How can you not enjoy seeing Michael Sullivan on stage? With just a few costume adjustments, he’s a totally different character. Although his voice doesn’t significantly change throughout the production, he is such fun to listen to you don’t mind that type of consistency. Watching him play a little boy at a birthday party is a highlight of the production.
Just like Contavesprie, Andrea Watson is a good choice for The Dining Room and the roles she is assigned. She looks like a kid and acts like a kid when necessary, but is equally convincing as a seductive housewife or recent divorcee crawling under the dining room table. Watson works well with each of cast member, demonstrating a versatility that draws you to her without detracting from the others. There must be a word to describe such a talent in the theatrical profession, but I don’t know what it is. Good acting, maybe?

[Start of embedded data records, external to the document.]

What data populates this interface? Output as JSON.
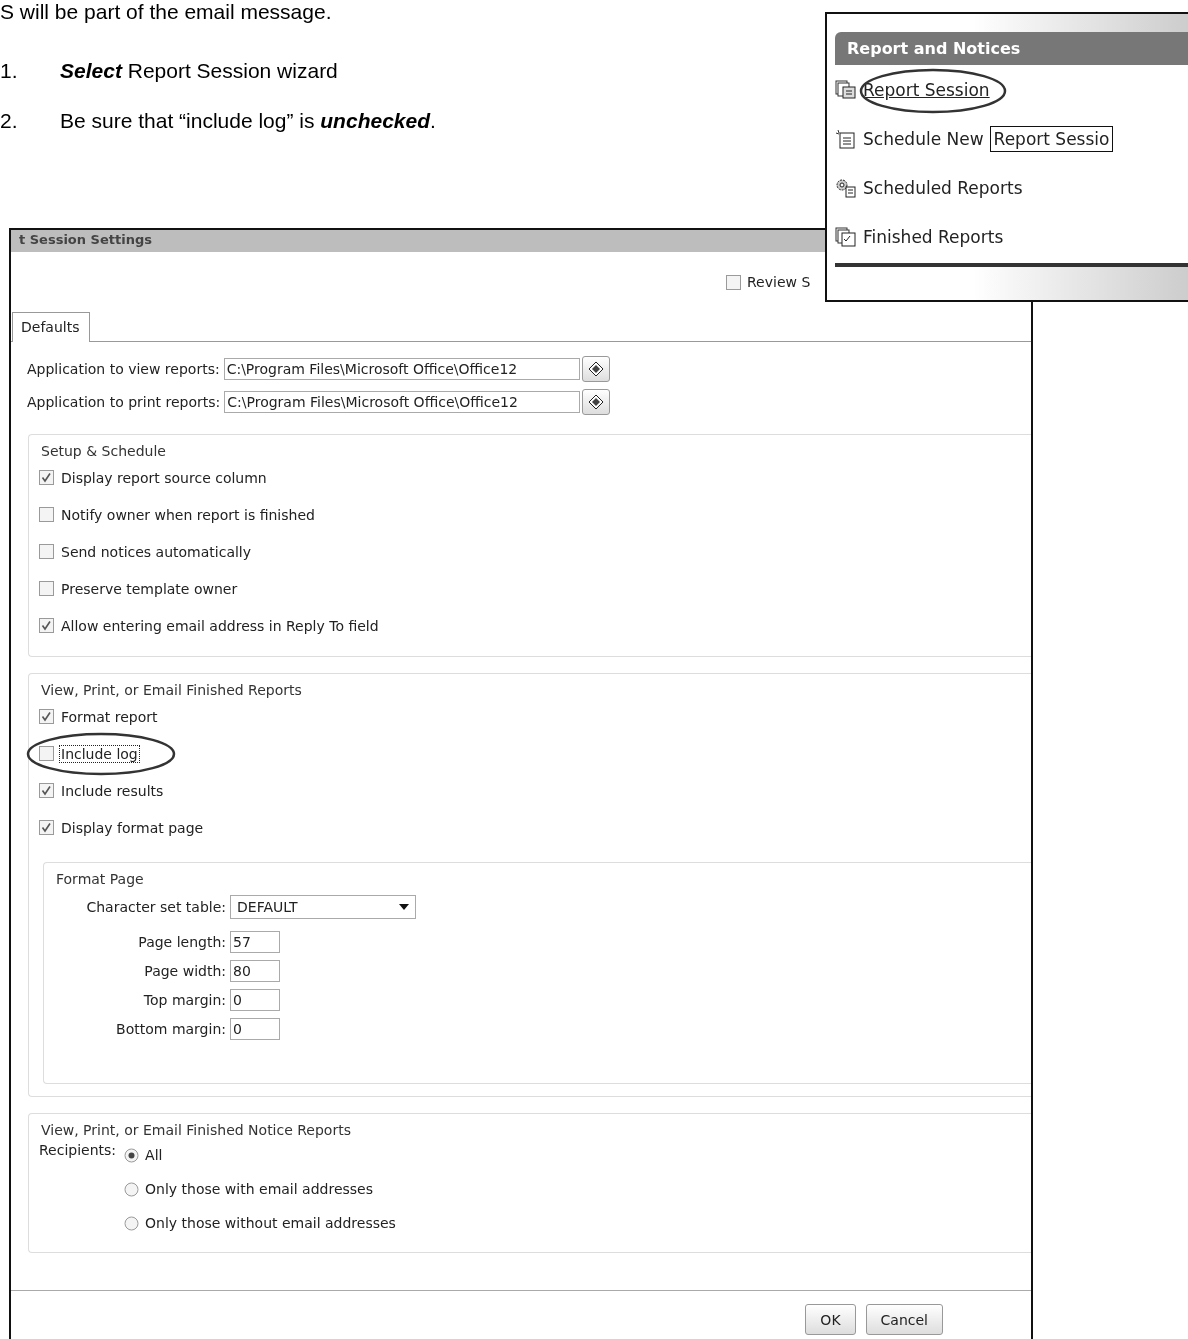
{
  "document": {
    "intro_line": "S will be part of the email message.",
    "steps": [
      {
        "number": "1.",
        "emphasis": "Select",
        "after": " Report Session wizard"
      },
      {
        "number": "2.",
        "emphasis": "unchecked",
        "before": "Be sure that “include log” is ",
        "after": "."
      }
    ]
  },
  "dialog": {
    "title": "t Session Settings",
    "review_option": {
      "label": "Review S",
      "checked": false
    },
    "tabs": [
      {
        "label": "Defaults",
        "selected": true
      }
    ],
    "app_fields": [
      {
        "label": "Application to view reports:",
        "value": "C:\\Program Files\\Microsoft Office\\Office12"
      },
      {
        "label": "Application to print reports:",
        "value": "C:\\Program Files\\Microsoft Office\\Office12"
      }
    ],
    "sections": [
      {
        "kind": "checks",
        "title": "Setup & Schedule",
        "options": [
          {
            "label": "Display report source column",
            "checked": true,
            "focused": false
          },
          {
            "label": "Notify owner when report is finished",
            "checked": false,
            "focused": false
          },
          {
            "label": "Send notices automatically",
            "checked": false,
            "focused": false
          },
          {
            "label": "Preserve template owner",
            "checked": false,
            "focused": false
          },
          {
            "label": "Allow entering email address in Reply To field",
            "checked": true,
            "focused": false
          }
        ]
      },
      {
        "kind": "checks",
        "title": "View, Print, or Email Finished Reports",
        "options": [
          {
            "label": "Format report",
            "checked": true,
            "focused": false
          },
          {
            "label": "Include log",
            "checked": false,
            "focused": true
          },
          {
            "label": "Include results",
            "checked": true,
            "focused": false
          },
          {
            "label": "Display format page",
            "checked": true,
            "focused": false
          }
        ],
        "subsection": {
          "title": "Format Page",
          "fields": [
            {
              "kind": "select",
              "label": "Character set table:",
              "value": "DEFAULT"
            },
            {
              "kind": "text",
              "label": "Page length:",
              "value": "57"
            },
            {
              "kind": "text",
              "label": "Page width:",
              "value": "80"
            },
            {
              "kind": "text",
              "label": "Top margin:",
              "value": "0"
            },
            {
              "kind": "text",
              "label": "Bottom margin:",
              "value": "0"
            }
          ]
        }
      },
      {
        "kind": "radios",
        "title": "View, Print, or Email Finished Notice Reports",
        "label": "Recipients:",
        "options": [
          {
            "label": "All",
            "selected": true
          },
          {
            "label": "Only those with email addresses",
            "selected": false
          },
          {
            "label": "Only those without email addresses",
            "selected": false
          }
        ]
      }
    ],
    "buttons": [
      "OK",
      "Cancel"
    ]
  },
  "panel": {
    "title": "Report and Notices",
    "items": [
      {
        "kind": "session",
        "label": "Report Session",
        "hovered": true
      },
      {
        "kind": "schedule",
        "label": "Schedule New",
        "hovered": false
      },
      {
        "kind": "scheduled",
        "label": "Scheduled Reports",
        "hovered": false
      },
      {
        "kind": "finished",
        "label": "Finished Reports",
        "hovered": false
      }
    ],
    "tooltip": "Report Sessio"
  }
}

The Dining Room is certainly not an earth-shaking production. It is a good one. In post-Katrina days, however, it may be more relevant and more nostalgic for the greater New Orleans community. Good timing on stage and good timing for such a show.
Back Row Facts:
Length of play – two hours and ten minutes, give or take a minute or two.
Language and Lewd Factor – maybe a couple of words you wouldn’t want your child to use in public, but nothing you don’t hear every day.
Family fitness - certainly not for young kids, but high school and up should appreciate this play. Script is well written. English majors or aspiring writers would benefit from seeing this show.
It’s puzzlement! Why haven’t I seen more productions at the Actor’s Theatre of New Orleans? Nice facility, free-parking, reasonable ticket prices and a great atmosphere for a traditional, non-musical production.